Pakistan Tehreek e Insaf promised to introduce a uniform system of education in the province if voted to power by the people of Khyber Pakhtunkhwa. Source: (PTI Manifesto)
Speaking to Truth Tracker, the Provincial Minister for education, Atif Khan, said the PTI-led coalition in Khyber Pakhtunkhwa had already initiated work on a uniform education system in the province.
“Five Working groups in this regard are formed to ensure the implementations of an action plan in KP educational institutions soon,” Atif Khan told Truth Tracker. He said these working groups would work out on governance, curriculum design, teacher’s training, and the coordination between governmental- and privately-run institutes to bring harmony to both the public and private schools in the province.
“We will definitely modernize the syllabus in the province,” says Atif. “We will introduce a modern and up-to-date syllabus in the province and both the government and private institutions will follow it strictly. We are trying to develop uniformity in education so that the class differences in the society can be eradicated in the province.” He added that the PTI government was not sparing the religious seminaries. “The party – with the help of coalition partners – wants to support the religious seminaries in the province on both a financial and technical basis and will support them equipping their students with modern education along with religious courses [….] so that they do not just produce the prayer leaders but good citizens for the state.”
Like the rest of Pakistan, different systems of education are also an issue in Khyber Pakhtunkhwa. Due to the declining quality of public education, the majority of people rely on private schools. The popular perception is that the public-sector schools do not provide quality education. A majority of the population living below the poverty line cannot afford private schools where the tuition fees are high. PTI wants to provide equal education opportunities to masses, irrespective of social-economic status.
After the May 11 elections, the PTI formed the provincial government in the KP in coalition with other parties. The PTI leader Pervaz Kahttak was elected as the Chief Minister.
On June 17, 2013 the provincial budget of Khyber Pakthunkhwa for the fiscal year 2013-2014 was presented in the Assembly. Truth Tracker has confirmed the exact amount of funding being allocated for education in the province – a sum of 66 billion rupees – has been allocated for education which is 33 percent higher than the previous provincial budget for education.
To introduce a uniform education system in the province, some administrative steps are being taken to keep the promise, and the people of KP will surely see promising changes before the next academic year gets started in March 2014.

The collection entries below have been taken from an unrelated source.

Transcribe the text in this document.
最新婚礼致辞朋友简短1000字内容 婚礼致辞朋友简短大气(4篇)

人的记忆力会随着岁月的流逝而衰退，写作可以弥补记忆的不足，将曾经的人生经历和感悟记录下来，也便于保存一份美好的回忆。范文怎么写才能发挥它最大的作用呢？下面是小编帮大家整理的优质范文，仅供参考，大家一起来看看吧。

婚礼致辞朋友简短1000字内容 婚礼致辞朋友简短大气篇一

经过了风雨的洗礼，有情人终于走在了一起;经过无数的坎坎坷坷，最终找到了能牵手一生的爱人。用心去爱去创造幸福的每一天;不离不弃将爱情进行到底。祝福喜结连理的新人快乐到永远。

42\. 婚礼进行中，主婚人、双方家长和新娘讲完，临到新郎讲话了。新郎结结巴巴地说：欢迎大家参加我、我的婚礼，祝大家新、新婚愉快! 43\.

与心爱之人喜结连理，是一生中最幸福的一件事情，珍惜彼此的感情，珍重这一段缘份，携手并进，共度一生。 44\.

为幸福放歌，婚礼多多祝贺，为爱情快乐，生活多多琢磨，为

This promise is underway and the government has taken some steps in this regard. “PTI is trying its best and exploring resources to fulfill this pledge as soon as possible” said Atif Khan, Provincial Minister for Education.
Atif Khan assured Truth Tracker that uniform curricula will be designed and followed by the government and private schools to eradicate the class-based education system. To formulate a uniform curricula, he said a commission of experts was being formed to confront the task head on. The experts’ selection process is underway and soon they will be working to accomplish the assigned task. Khan told Truth Tracker that a major amount of the education budget will be spent on establishing new schools, as well as to upgrading the existing schools in the province. Atif furthur said around 3 millions children were not enrolled in school and that the government was planing to build schools and get them educated. “To promote female education in the backward [sic] districts, including District Toor Ghar, Tank, Shangla, Kohistan and Batgaram etc, of KP we will grant 1,500 PKR per month to each female student at the primary and secondary levels,” said Atif.
Jawad Khan, a faculty member at Swat University said, “It is almost impossible to bring uniformity to the education system.”
Elaborating further, Jawad stated that people enroll their children in private schools because of their advanced and up-to-date curricula and better teaching methodology. He said it seemed improbable that the PTI government would formulate a standardized curriculum because they would have to work from scratch.
Another educationist at Malakand University, Naveed Jamal, told Truth Tracker by telephone, “PTI had been voted by people for promising to fix problems related to education, health and corruption. The previous government failed to keep its promises in these areas. In this context, it might not be easy for PTI government to tackle these issues easily either.”
He said that there were different classes in Pakistani society. “Being a university teacher, I (Naveed Jamal) notice that the students coming from private institutions are not even willing to talk with those students who have studied at government schools,” he told TT.
The promise of a uniform education system is not a simple one, but the PTI leadership appears to be serious about it at the moment. And, some steps like allocations for funds and the constitution of committees suggest that fulfillment is underway.